Verbraucherzentrale Bundesverband (vzbv) fordert Bundesregierung zum Handeln auf.

  • Der VW-Konzern muss eine freiwillige Garantieerklärung aussprechen, damit Verbraucherinnen und Verbraucher nicht auf Schäden oder Wertverlusten sitzen bleiben.
  • Die Bundesregierung muss die Automobilindustrie in die Pflicht nehmen, damit Verbraucher sich auf Herstellerangaben verlassen können.
  • vzbv fordert, eine Schlichtungsstelle für Neuwagenkäufe einzurichten.
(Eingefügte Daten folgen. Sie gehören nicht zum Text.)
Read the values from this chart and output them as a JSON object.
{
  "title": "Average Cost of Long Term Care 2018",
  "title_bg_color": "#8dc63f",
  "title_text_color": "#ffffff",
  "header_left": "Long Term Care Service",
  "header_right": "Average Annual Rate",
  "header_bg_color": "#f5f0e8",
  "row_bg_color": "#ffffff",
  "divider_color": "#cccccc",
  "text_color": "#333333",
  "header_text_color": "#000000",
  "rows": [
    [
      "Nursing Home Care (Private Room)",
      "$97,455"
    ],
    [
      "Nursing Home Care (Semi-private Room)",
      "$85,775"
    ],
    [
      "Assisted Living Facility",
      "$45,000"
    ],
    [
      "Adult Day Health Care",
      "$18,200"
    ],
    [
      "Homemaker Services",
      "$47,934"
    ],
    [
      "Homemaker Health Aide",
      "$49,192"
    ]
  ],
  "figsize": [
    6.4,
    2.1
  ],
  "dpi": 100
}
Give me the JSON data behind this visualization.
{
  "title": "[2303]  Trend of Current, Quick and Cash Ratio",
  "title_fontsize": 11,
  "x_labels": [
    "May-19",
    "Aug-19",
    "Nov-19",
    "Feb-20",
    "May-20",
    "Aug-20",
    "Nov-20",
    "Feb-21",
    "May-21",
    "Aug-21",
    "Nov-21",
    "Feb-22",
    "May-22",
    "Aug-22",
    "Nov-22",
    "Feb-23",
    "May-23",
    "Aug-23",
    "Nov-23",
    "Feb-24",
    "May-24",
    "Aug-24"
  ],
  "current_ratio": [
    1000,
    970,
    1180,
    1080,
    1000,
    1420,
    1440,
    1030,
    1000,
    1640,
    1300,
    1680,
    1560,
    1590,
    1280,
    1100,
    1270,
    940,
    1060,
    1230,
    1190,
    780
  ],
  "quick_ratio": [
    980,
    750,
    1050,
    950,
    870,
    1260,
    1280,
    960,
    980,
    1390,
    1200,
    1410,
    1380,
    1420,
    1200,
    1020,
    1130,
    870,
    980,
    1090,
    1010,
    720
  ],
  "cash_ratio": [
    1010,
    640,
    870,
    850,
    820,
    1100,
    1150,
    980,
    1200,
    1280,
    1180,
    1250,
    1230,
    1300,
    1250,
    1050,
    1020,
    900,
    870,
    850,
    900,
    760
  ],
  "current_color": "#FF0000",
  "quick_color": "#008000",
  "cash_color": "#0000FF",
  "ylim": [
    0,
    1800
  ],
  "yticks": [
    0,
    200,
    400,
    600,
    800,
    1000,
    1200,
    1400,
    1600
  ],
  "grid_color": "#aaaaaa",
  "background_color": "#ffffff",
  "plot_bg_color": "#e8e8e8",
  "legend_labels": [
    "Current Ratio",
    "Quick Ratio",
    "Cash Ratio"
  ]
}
Anlässlich der Hauptversammlung der Volkswagen AG am Mittwoch, den 22. Juni 2016, zieht der Verbraucherzentrale Bundesverband (vzbv) Zwischenbilanz: Wo stehen die  durch Abgasmanipulationen getäuschten Kunden? „Seit einem Dreivierteljahr warten die betroffenen Verbraucher vergebens auf eine Garantieerklärung des VW-Konzerns, für alle durch Manipulation entstandenen Schäden und Wertverluste aufzukommen“, so Klaus Müller, Vorstand des vzbv. 

Mit Hilfe einer Schummelsoftware wurden bei Dieselmotoren der reale Stickoxidausstoß verschleiert und Abgastests manipuliert. Von VW und der Politik im Stich gelassen, müssen geschädigte Verbraucher in Deutschland einzeln die Gerichte anrufen, um ihre Rechte einzufordern – bisher nur in einem Fall mit Erfolg. Das Gewährleistungsrecht in seiner aktuellen Fassung gestaltet es für Betroffene schwierig, Ansprüche geltend zu machen.
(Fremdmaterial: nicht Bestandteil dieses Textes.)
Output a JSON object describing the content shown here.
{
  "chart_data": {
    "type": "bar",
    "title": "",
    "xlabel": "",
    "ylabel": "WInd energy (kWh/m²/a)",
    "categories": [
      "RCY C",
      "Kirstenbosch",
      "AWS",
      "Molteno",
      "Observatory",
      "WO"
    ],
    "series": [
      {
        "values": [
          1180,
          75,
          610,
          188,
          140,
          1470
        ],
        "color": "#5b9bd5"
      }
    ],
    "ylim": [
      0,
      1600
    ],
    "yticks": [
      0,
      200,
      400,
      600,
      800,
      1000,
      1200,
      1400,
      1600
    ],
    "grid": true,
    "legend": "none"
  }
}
„Schummeln und betrügen – das geht gar nicht. Viele Verbraucher haben bestimmte Wagen in dem Glauben gekauft, sie seien besonders schadstoffarm. Sie haben seit Monaten das Nachsehen. Angekündigte Nachbesserungen kommen nur schleppend in Gang. Ob sie wirklich die Probleme beheben, ist nicht immer eindeutig nachvollziehbar“, so Klaus Müller. 

Bundesregierung muss endlich handeln

Die Bundesregierung sei gefragt, endlich und noch in dieser Legislaturperiode ihre Versprechen umzusetzen: Sie hatte unter anderem angekündigt, eine Schlichtungsstelle für Neuwagenkäufe einzurichten, Verbraucherschutz als Aufsichtsziel im Kraftfahrt-Bundesamt zu verankern sowie unaufgeforderte Abgastest an zufällig ausgewählten Fahrzeugen durchzuführen. Für mehr Wahrheit und Klarheit auf dem Automarkt müssten schnellstmöglich realistische Tests eingeführt werden und eine funktionierende unabhängige Marktüberwachung durch eine geeignete Behörde gewährleistet sein. Der vzbv fordert, endlich Fakten zu schaffen, damit Verbraucher nicht auf Schäden sitzen bleiben.


Antworten auf die wichtigsten Fragen zum VW-Skandal

Was ist die Ursache des Abgas-Skandals bei VW?

Die US-amerikanische Umweltbehörde EPA (Environmental Protection Agency) veröffentlichte im September 2015 Untersuchungsergebnisse, nach denen die Abgasreinigung bei verschiedenen VW-Dieselmodellen nicht vorschriftsmäßig funktionierte. In den betroffenen VW-Fahrzeugen erkennt eine spezielle Software in der Motorsteuerung, ob sich das Fahrzeug auf einem Prüfstand oder auf der Straße befindet. So wird bei den offiziellen Prüfverfahren im Labor der Ausstoß des gesundheitsgefährdenden Stickoxids wirksam reduziert, während im Realbetrieb auf der Straße die Abgasreinigung mit Hilfe einer Abschaltautomatik runtergeregelt wurde. Auf diese Weise liegt der Stickoxidausstoß außerhalb des Labors teilweise um mehr als das zwanzigfache über den zulässigen Grenzwerten.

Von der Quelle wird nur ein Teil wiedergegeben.